# How do you solve the following system of equations x - 2y = 5 and 2x - 4y = 10?

Mar 29, 2015

Since $2 x - 4 y = 10$ is $\left(x - 2 y = 5\right)$ multiplied by $2$
They are really the same equation with an infinite number of solutions
.
Any pair $\left(x , \frac{x - 5}{2}\right)$ is a solution.

Mar 29, 2015

We could use substitution or the addition/subtraction method.

Let's use substitution:
$x - 2 y = 5$
$2 x - 4 y = 10$

We'll solve the first equation for $x$ (because we get to choose, and that looks easiest)

$x = 5 + 2 y$
Substitute in the other equation, to get:

$2 \left(5 + 2 y\right) - 4 y = 10$, now we'll solve for $y$.

$10 + 4 y - 4 y = 10$
so we want $10 = 10$.

What happened?

The way substitution works is to suppose we have an $x$ and a $y$ that make the first equation true. Then we can solve for one variable in terms of the other variable. And, still assuming that we have a solution, try to also make the second equation true.

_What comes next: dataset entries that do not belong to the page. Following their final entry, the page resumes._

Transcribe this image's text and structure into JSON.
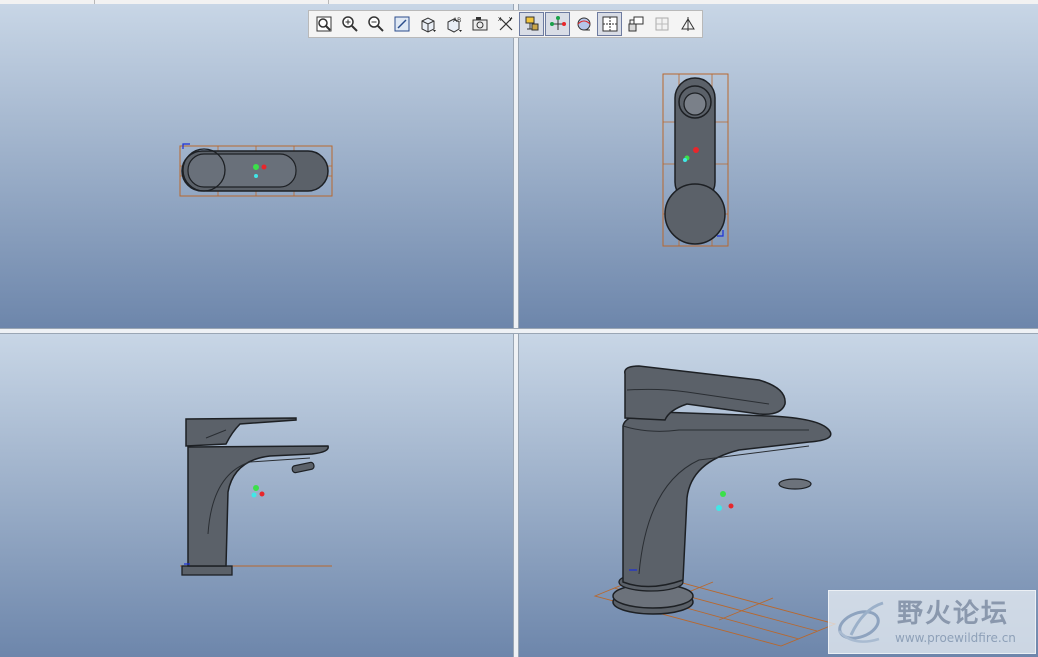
{
  "toolbar": {
    "buttons": [
      {
        "icon": "refit-icon",
        "active": false
      },
      {
        "icon": "zoom-in-icon",
        "active": false
      },
      {
        "icon": "zoom-out-icon",
        "active": false
      },
      {
        "icon": "repaint-icon",
        "active": false
      },
      {
        "icon": "saved-views-icon",
        "active": false
      },
      {
        "icon": "named-view-icon",
        "active": false
      },
      {
        "icon": "layers-icon",
        "active": false
      },
      {
        "icon": "coordinate-display-icon",
        "active": false
      },
      {
        "icon": "datum-planes-icon",
        "active": true
      },
      {
        "icon": "datum-axes-icon",
        "active": true
      },
      {
        "icon": "spin-center-icon",
        "active": false
      },
      {
        "icon": "multi-viewport-icon",
        "active": true
      },
      {
        "icon": "orient-icon",
        "active": false
      },
      {
        "icon": "grid-icon",
        "active": false
      },
      {
        "icon": "section-icon",
        "active": false
      }
    ]
  },
  "viewports": [
    {
      "name": "top-view"
    },
    {
      "name": "front-view"
    },
    {
      "name": "left-view"
    },
    {
      "name": "isometric-view"
    }
  ],
  "colors": {
    "model_fill": "#5b6169",
    "model_edge": "#1d2024",
    "bounding_box": "#b8682e",
    "axis_red": "#e8262b",
    "axis_green": "#3be04a",
    "axis_cyan": "#41e7e7"
  },
  "watermark": {
    "title": "野火论坛",
    "url": "www.proewildfire.cn"
  }
}
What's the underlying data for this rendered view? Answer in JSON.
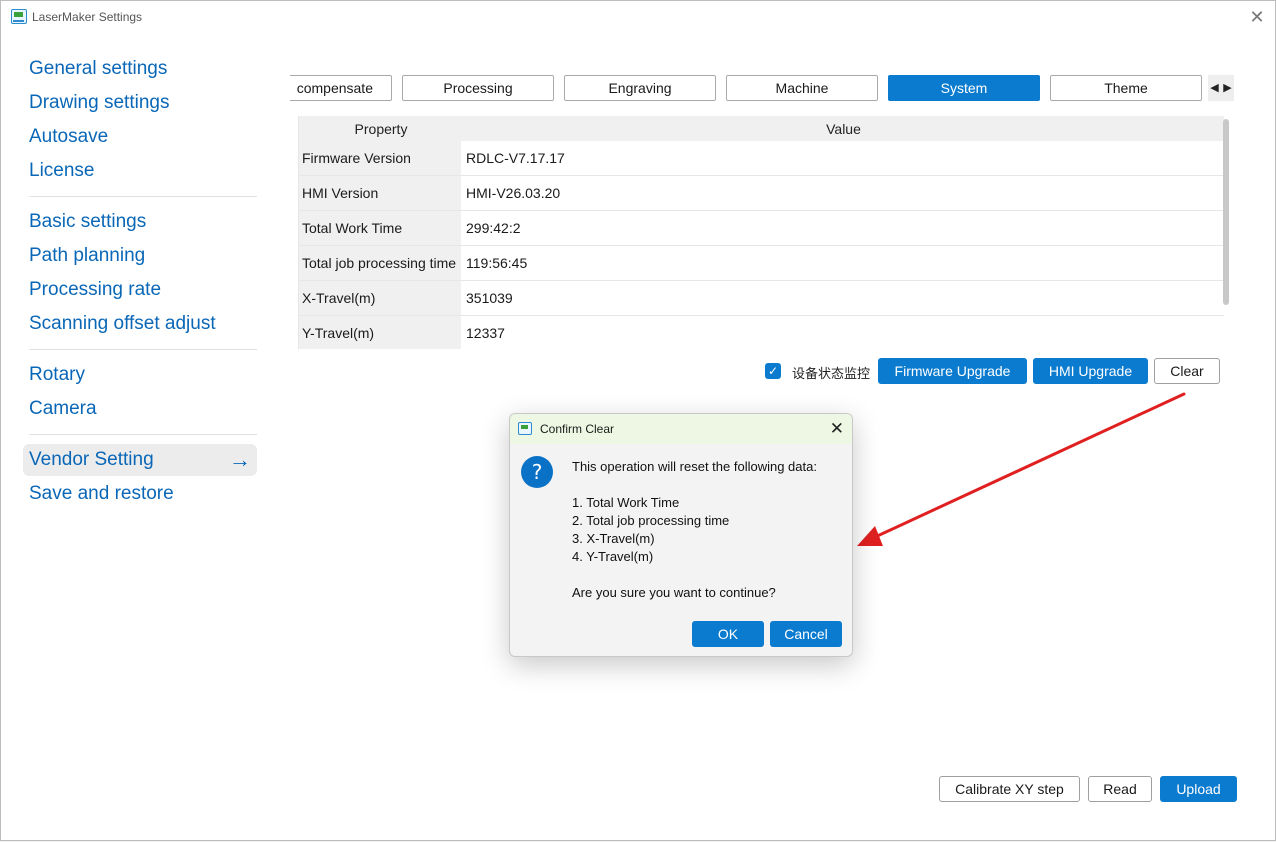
{
  "window": {
    "title": "LaserMaker Settings"
  },
  "sidebar": {
    "groups": [
      [
        "General settings",
        "Drawing settings",
        "Autosave",
        "License"
      ],
      [
        "Basic settings",
        "Path planning",
        "Processing rate",
        "Scanning offset adjust"
      ],
      [
        "Rotary",
        "Camera"
      ],
      [
        "Vendor Setting",
        "Save and restore"
      ]
    ],
    "active": "Vendor Setting"
  },
  "tabs": {
    "items": [
      "compensate",
      "Processing",
      "Engraving",
      "Machine",
      "System",
      "Theme"
    ],
    "active": "System",
    "scroll_left": "◀",
    "scroll_right": "▶"
  },
  "table": {
    "headers": {
      "property": "Property",
      "value": "Value"
    },
    "rows": [
      {
        "property": "Firmware Version",
        "value": "RDLC-V7.17.17"
      },
      {
        "property": "HMI Version",
        "value": "HMI-V26.03.20"
      },
      {
        "property": "Total Work Time",
        "value": "299:42:2"
      },
      {
        "property": "Total job processing time",
        "value": "119:56:45"
      },
      {
        "property": "X-Travel(m)",
        "value": "351039"
      },
      {
        "property": "Y-Travel(m)",
        "value": "12337"
      }
    ]
  },
  "actions": {
    "monitor_label": "设备状态监控",
    "monitor_checked": true,
    "firmware_upgrade": "Firmware Upgrade",
    "hmi_upgrade": "HMI Upgrade",
    "clear": "Clear"
  },
  "footer": {
    "calibrate": "Calibrate XY step",
    "read": "Read",
    "upload": "Upload"
  },
  "dialog": {
    "title": "Confirm Clear",
    "icon": "question-icon",
    "intro": "This operation will reset the following data:",
    "items": [
      "1. Total Work Time",
      "2. Total job processing time",
      "3. X-Travel(m)",
      "4. Y-Travel(m)"
    ],
    "question": "Are you sure you want to continue?",
    "ok": "OK",
    "cancel": "Cancel"
  },
  "colors": {
    "accent": "#0a7bcf",
    "link": "#0a67b7",
    "annotation_arrow": "#e02020"
  }
}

When we get $10 = 10$ (or $5 = 5$, or $0 = 0$ or anything like that), then what has happened is:

Every solution to the first equation already is a solution to the second. There is no additional requirement.

If you think about the lines we'd get if we graphed these 2 equations, you'll see that they are the same line. Every point on one line is a point of the other line.
OK there's only one line so it might be better to say: every solution to one equation is a solution to the other.

There are a couple of ways to write the solution:
we can say "the system is dependent"
of, course that doesn't really say what the solutions are.

Every solution to the first equation, $x - 2 y = 5$, has $x = 5 + 2 y$, so we could write: the solutions are all pairs of the form: $\left(5 + 2 y , y\right)$

Often, we like to do things by first choosing $x$ rather than $y$ so we'll solve $x - 2 y = 5$ for $y$ in terms of $x$.

$x - 2 y - x = 5 - x$

$- 2 y = 5 - x$

$\left(- \frac{1}{2}\right) \left(- 2 y\right) = \left(- \frac{1}{2}\right) \left(5 - x\right)$
so
$y = - \frac{5}{2} + \frac{x}{2}$ (Or, better yet: $y = - \frac{1}{2} x + \frac{5}{2}$)

We can now write the solutions: $\left(x , - \frac{1}{2} x + \frac{5}{2}\right)$

Final note
If you write both equations in slope-intercept form: $y = m x + b$,
you'll get $y = - \frac{1}{2} x + \frac{5}{2}$. And you can see that they are both equations for the same line.
(That's one reason we like slope-intercept form.)